Гнедич его почти не помнит.
Мальчик с большой головой,
слишком тяжелой для тощего тела,
но год за годом Гнедич с ним спорил,
как будто отстаивая свое решение
не подняться по той же лестнице
на ту же высоту и не ринуться вниз,
он говорил: вот, меня отдали в семинарию,
я учу языки, на которых
говорили древние люди, —
разве это не интересно?
Я тяжело болел, но я выжил,
а еще мы с ребятами колядовали,
нам дали много сластей и целого гуся,
а еще, смотри, я начал вирши писать.
Потом говорил: вот я еду в Москву,
в университетский благородный пансион,
потом в Петербурге, смотри,
какое я занимаю положение:
меня приглашают в салоны, где мы говорим
об изящных искусствах,
и барышни играют на фортепианах,
и мужчины обсуждают политику,
мы курим сигары,
мы знаем все, что происходит в Париже,
все, что происходит в Лондоне,
скоро я познакомлюсь
с Государем Императором,
он благосклонно относится к переводу,
и не исключено, что я, может быть,
даже обзаведусь семьей,
хотя об этом еще рановато думать, —
и добавляет: смотри, как прекрасен рассвет —
красное небо над каменным Петербургом,
подобная складкам одежды рябь на Неве,
вода, так сказать, отражает румянец неба.
Если б ты мог ощутить,
как прозрачен воздух,
и даже это окно,
сквозь которое я смотрю на улицу,
прекрасно тем, что действительно существует
(в отличие от тебя, бесплотного).
Но в глубине души,
особенно по ночам,
Гнедич боится,
что когда придет его час
и сын звонаря, все еще девятилетний,
встретит его у порога в царство Аида,
в котором он давно уже пребывает,
и спросит: ну что, оно того стоило? —
с насмешкой в голосе
или действительно с любопытством —
Гнедич не найдется что сказать,
но закроет лицо ладонью
и заплачет
призрачными слезами
из левого глаза.
ПЕСНЬ ТРЕТЬЯ
Журавли курлыкали и подпрыгивали друг перед другом —
это последнее, что он вспомнил, перед тем как заснуть;
но и во сне журавли еще появлялись и с криком
прядали с неба на землю, а он закрывался руками,
чтобы спрятать лицо от острых клювов.
Их пронзительный крик раздавался все громче и громче.

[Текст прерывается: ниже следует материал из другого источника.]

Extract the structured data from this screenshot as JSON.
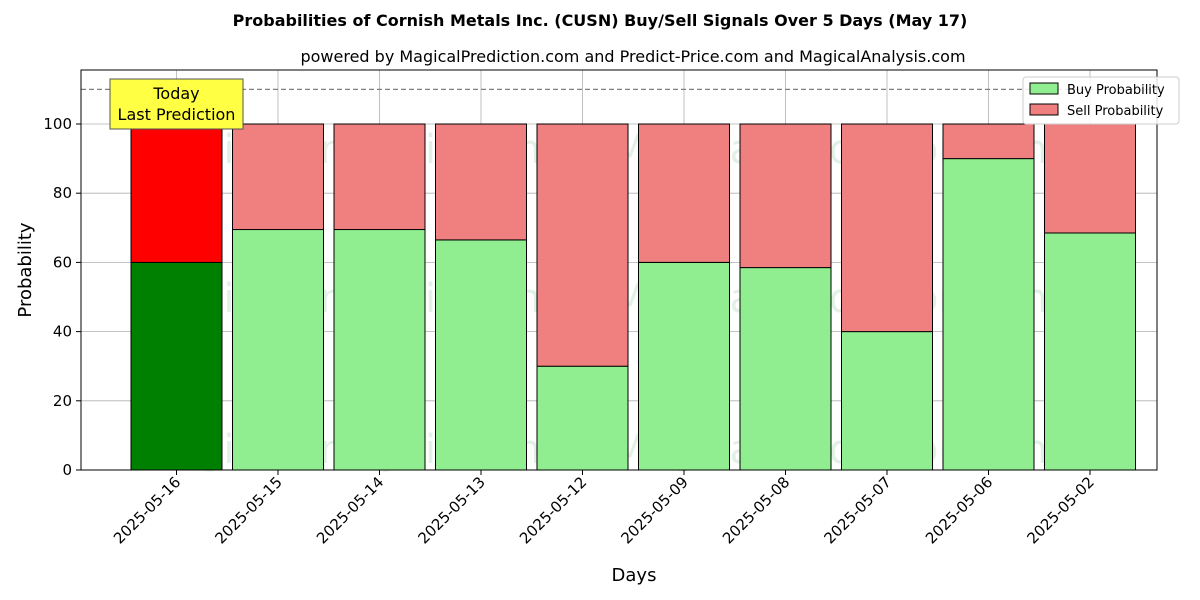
{
  "chart_data": {
    "type": "bar",
    "title": "Probabilities of Cornish Metals Inc. (CUSN) Buy/Sell Signals Over 5 Days (May 17)",
    "subtitle": "powered by MagicalPrediction.com and Predict-Price.com and MagicalAnalysis.com",
    "xlabel": "Days",
    "ylabel": "Probability",
    "ylim": [
      0,
      115
    ],
    "yticks": [
      0,
      20,
      40,
      60,
      80,
      100
    ],
    "categories": [
      "2025-05-16",
      "2025-05-15",
      "2025-05-14",
      "2025-05-13",
      "2025-05-12",
      "2025-05-09",
      "2025-05-08",
      "2025-05-07",
      "2025-05-06",
      "2025-05-02"
    ],
    "stacked": true,
    "series": [
      {
        "name": "Buy Probability",
        "values": [
          60,
          69.5,
          69.5,
          66.5,
          30,
          60,
          58.5,
          40,
          90,
          68.5
        ],
        "color": "#90ee90",
        "highlight_color": "#008000"
      },
      {
        "name": "Sell Probability",
        "values": [
          40,
          30.5,
          30.5,
          33.5,
          70,
          40,
          41.5,
          60,
          10,
          31.5
        ],
        "color": "#f08080",
        "highlight_color": "#ff0000"
      }
    ],
    "highlight_index": 0,
    "reference_line": 110,
    "legend_position": "top-right",
    "grid": true,
    "annotation": {
      "line1": "Today",
      "line2": "Last Prediction",
      "color": "#ffff44"
    },
    "watermarks": [
      "MagicalAnalysis.com",
      "MagicalPrediction.com"
    ]
  }
}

Он проснулся и понял что это стучат в дверь.
Кухарка говорила, придет новая девка убираться,
он сказал: я сам покажу, что и как,
не хочу, чтобы она спутала мои бумаги,
но пусть получше вытирает пыль.
Кухарка сказала: она придет.
Он надевает халат и завязывает шелковый платок вокруг шеи.
Служанка, кухарка, друг, придворная дама, одиночество,
одеться с иголочки, облачиться в доспехи, —
под покровом французской моды ему никто не страшен.